KnowDotNet

Extending the CodeModel

Overcoming Missing CodeModel Features

by Les Smith

Want to be able to pick up every code element in a CodeWindow, including comments, compiler directives, etc?  The CodeModel gets most of it but not all.  This article shows how to extend the CodeModel to pick up the lines and code elements that the CodeModel misses.

When Microsoft first introduced the CodeModel in Visual Studio .NET 1.0, it was a feature, from the standpoint of the developer attempting to write add-ins, that was long overdue.  For several years, I had been writing add-ins, or at least creating extensions to the VB IDE before they were even called add-ins.  Full-blown add-ins were introduced in VB5, but the task of parsing code from a code window, before the introduction of the CodeModel was still a daunting task.  

With the advent of Visual Studio .NET 2005, we now have CodeModel2 with new features, which this article will not attempt to cover.  However, as with the CodeModel, CodeModel2 still has a few limitations.  Like most developers, I am never satisfied.  You give us some great new feature, and it only whets our appetite for more.

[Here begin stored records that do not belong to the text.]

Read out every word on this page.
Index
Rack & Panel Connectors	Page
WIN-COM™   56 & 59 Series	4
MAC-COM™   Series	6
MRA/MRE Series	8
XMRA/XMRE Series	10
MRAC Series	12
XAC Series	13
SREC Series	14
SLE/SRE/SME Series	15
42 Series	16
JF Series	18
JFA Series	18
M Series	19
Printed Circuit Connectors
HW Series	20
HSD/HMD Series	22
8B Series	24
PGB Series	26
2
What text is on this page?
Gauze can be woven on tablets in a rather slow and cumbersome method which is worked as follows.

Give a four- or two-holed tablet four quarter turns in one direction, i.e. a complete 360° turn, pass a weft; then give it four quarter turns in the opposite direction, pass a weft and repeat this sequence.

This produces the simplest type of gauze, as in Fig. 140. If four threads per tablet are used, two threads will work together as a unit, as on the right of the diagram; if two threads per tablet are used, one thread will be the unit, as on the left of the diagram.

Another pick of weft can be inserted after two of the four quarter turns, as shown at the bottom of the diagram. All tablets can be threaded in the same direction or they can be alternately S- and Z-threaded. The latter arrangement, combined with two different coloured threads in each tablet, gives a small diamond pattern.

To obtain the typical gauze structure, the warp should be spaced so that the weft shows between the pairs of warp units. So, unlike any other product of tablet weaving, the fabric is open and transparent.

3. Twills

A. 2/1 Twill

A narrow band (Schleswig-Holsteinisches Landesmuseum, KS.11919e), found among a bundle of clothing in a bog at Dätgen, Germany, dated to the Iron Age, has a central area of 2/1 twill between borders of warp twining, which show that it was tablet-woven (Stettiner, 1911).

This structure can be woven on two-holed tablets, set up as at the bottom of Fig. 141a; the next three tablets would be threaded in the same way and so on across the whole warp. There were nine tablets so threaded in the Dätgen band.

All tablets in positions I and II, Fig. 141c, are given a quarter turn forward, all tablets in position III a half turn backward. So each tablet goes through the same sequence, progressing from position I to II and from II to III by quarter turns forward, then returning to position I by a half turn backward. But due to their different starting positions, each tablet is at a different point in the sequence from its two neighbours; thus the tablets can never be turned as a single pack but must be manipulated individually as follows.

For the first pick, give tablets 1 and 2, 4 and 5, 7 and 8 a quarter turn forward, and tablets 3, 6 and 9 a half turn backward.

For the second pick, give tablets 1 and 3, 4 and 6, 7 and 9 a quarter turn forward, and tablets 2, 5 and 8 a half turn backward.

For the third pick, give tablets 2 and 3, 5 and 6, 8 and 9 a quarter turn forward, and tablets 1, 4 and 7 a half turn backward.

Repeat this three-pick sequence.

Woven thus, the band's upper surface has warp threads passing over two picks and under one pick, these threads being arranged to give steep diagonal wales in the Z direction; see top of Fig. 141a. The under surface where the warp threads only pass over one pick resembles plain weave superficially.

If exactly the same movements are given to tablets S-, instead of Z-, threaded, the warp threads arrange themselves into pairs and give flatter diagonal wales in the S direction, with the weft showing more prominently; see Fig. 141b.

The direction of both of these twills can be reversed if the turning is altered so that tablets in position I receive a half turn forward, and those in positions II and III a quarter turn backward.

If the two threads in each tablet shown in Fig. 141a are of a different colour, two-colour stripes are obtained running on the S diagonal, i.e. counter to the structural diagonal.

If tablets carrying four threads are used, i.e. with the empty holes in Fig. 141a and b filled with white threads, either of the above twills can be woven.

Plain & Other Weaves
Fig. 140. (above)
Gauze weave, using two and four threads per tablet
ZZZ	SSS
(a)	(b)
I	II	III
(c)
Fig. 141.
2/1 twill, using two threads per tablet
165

The CodeModel and its sub class, the FileCodeModel (which is the central object of this article) are designed to provide the user of the Extensibility model the ability to browse and in some areas modify the structure of code in a Class, Namespace, or ProjectItem.  However, there are still a few needs that the FileCodeModel does not meet.  Some are by design; others appear to be still unimplemented features.  For example, even though the
Inherits and Implements statements are listed in the vsCMElement Enumerations, the FileCodeModel does not pick them up in VB Projects.  Since these two items are simply extensions of the Class Statement in C#, they are not missed in C# programs. In VB projects, this appears to be either a bug or an unimplemented feature.  The other, more subtle short coming is the lack of ability to pick up Compiler Directives.  This really manifests itself in a big way when you have a sequence of code such as the following:

#If DEBUG Then
   Private var2 As Integer
#Else
   Private var2 As Int32
#
End If

In the code snippet, shown above, if DEBUG is True, the FileCodeModel will see the first instance of the
var2 variable, but it will not see the second instance.  This is by design.  Obviously, the same variable name cannot exist more than once in the same scope.  So, if you are attempting to use the FileCodeModel to retrieve all of the code in a ProjectItem, you will miss the second instance of var2, simply because it will not compile and therefore the FileCodeModel will not see it, and consequently can't return it to you.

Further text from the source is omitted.